Visa’s new approach will also likely spell the end—within about five-to-seven years—of mag-stripe cards in the U.S., a move that many payment security advocates say is years overdue. To make all of this happen, Visa is bringing its global EMV incentive program—officially the Technology Innovation Program (TIP)—to the States, along with its PCI-relaxation components. (PCI relaxation? There are two words I never expected to see used consecutively.) This means chains that start using specific EMV chip-enabled terminals (and use them to process at least 75 percent of all Visa transactions) will be permitted to forego the annual compliance validation nightmare. But Visa has added such a lengthy list of qualifiers and exceptions to the program—along with the practical fact that some chains will opt to do the assessments anyway, for pure security purposes—that it’s not clear how many chains will find that incentive compelling enough to do massive hardware swaps.
(See PCI Columnist—and QSA—Walt Conway’s column about how this move will impact PCI enforcement.)
Beyond an easing of PCI assessments—to be clear, though, Visa stressed that all other PCI rules will still apply—the new effort will also promise the same liability shift that Canada and parts of Europe now enjoy. That shift—effective Oct. 1, 2015, for all retailers except gas stations, which were given an extra two years—makes retailers fully responsible for any losses from the acceptance of fake cards unless a Visa-accepted EMV terminal is used. If it is, the liability then stays with the card issuer. That liability shift is likely to be a much more compelling incentive than the PCI change. Together, though, it’s a powerful move that gives mag-stripes little hope of long-term survival.
On the surface, the move seems like a clean security upgrade. Clearly, it is. Although EMV has certainly had its share of recent security problems, few argue that it is not an order of magnitude more secure than today’s plastic mag-stripe card. EMV is hardly perfect, but it’s certainly a sharp improvement.

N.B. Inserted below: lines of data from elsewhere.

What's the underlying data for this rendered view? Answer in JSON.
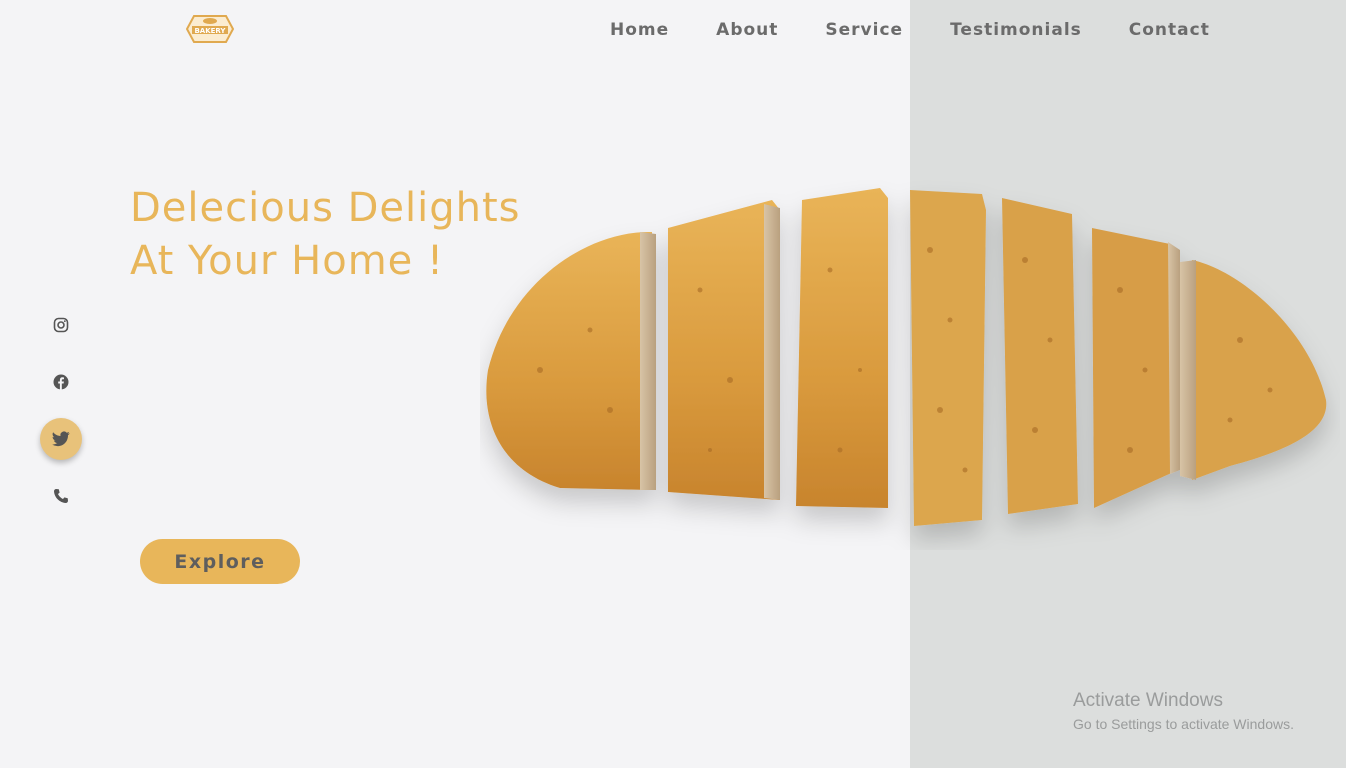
{
  "brand": {
    "logo_text": "BAKERY",
    "accent": "#e8b65a"
  },
  "nav": {
    "items": [
      "Home",
      "About",
      "Service",
      "Testimonials",
      "Contact"
    ]
  },
  "hero": {
    "headline_line1": "Delecious Delights",
    "headline_line2": "At Your Home !",
    "explore_label": "Explore"
  },
  "social": {
    "icons": [
      "instagram-icon",
      "facebook-icon",
      "twitter-icon",
      "phone-icon"
    ],
    "active": "twitter-icon"
  },
  "watermark": {
    "title": "Activate Windows",
    "subtitle": "Go to Settings to activate Windows."
  }
}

This shift, though, goes far deeper than security. Visa is painting the move as being a bridge to imminent mobile payments. That’s absolutely true, but the move is not going to favor all mobile-payment approaches equally. By strengthening its payment network and strongly motivating retailers to upgrade hardware to devices that can handle both contact and contactless chips, along with dynamic authentication, Visa accomplishes two things.

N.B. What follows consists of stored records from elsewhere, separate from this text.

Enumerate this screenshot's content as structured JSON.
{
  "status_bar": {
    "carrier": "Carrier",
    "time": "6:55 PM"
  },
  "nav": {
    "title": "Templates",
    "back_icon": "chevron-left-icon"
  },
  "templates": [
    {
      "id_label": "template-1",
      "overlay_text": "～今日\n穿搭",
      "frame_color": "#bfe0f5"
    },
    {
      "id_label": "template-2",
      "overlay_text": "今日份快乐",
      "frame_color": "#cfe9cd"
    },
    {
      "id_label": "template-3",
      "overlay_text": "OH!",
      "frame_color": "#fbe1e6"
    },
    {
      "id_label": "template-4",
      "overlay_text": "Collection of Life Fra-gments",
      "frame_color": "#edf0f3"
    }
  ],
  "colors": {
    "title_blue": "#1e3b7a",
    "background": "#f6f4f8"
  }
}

First, it will make it much easier for retailers to push all mobile transactions through the new EMV terminals. That would potentially make much less relevant the phone-based security modules from mobile-payments efforts such as Google. By remarkable coincidence, Visa was noticeably absent from the Google Wallet rollout.

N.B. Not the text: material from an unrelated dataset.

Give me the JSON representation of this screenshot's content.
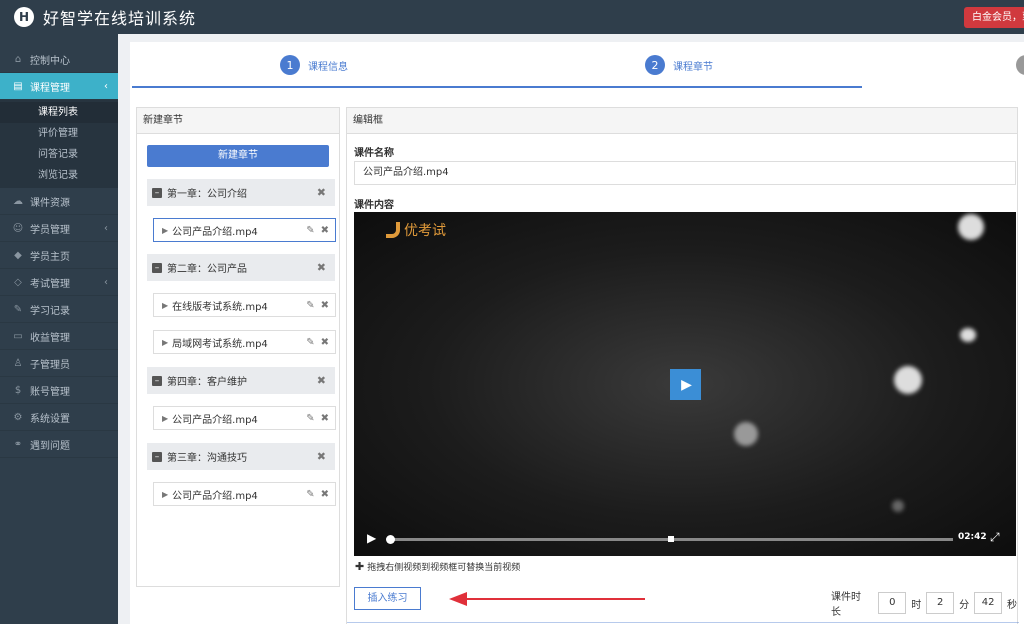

Second, this is a clever play in the battle to, if you will, control the mobile conversation. More precisely, it’s a play to control the mobile environment. Randy Vanderhoof, executive director of the Smart Card Alliance, said negotiations between Google and Visa have devolved into gamesmanship about who would be dominant in any type of mobile alliance.
“There’s a tension between who’s going to be the landlord and who’s going to be the tenant in the mobile phone,” Vanderhoof said. “Visa’s strategy is that they want to be the landlord where they can.”
Put another way, Visa wants the core mobile transactions to be running over the Visa network, with the security under the control of the card brand.
August 11th, 2011 at 12:13 am
For me, at least, the bigger question is how this will impact on-line merchants. Will we see a significant increase in CNP fraud like we did across the pond when EMV became ubiquitous over there? I suspect that we will, at least until the mag strip goes away, but I’d like to hear what the real experts think.
August 11th, 2011 at 12:19 pm
CNP fraud is being addressed with EMV cards and mobile payments, although in slightly different ways. Multi-channel authentication using the EMV chip as the generator of a one time password that becomes part of the online check out transaction is being done today in the UK and other EMV countries. The card “presented” transaction involves a personal reader that generates a dynamic code to accompany the cardholder data. The EMV chip generates the encrypted code. An NFC mobile phone can create the same code without the extra reader so both EMV form factors can be applied to lower CNP fraud.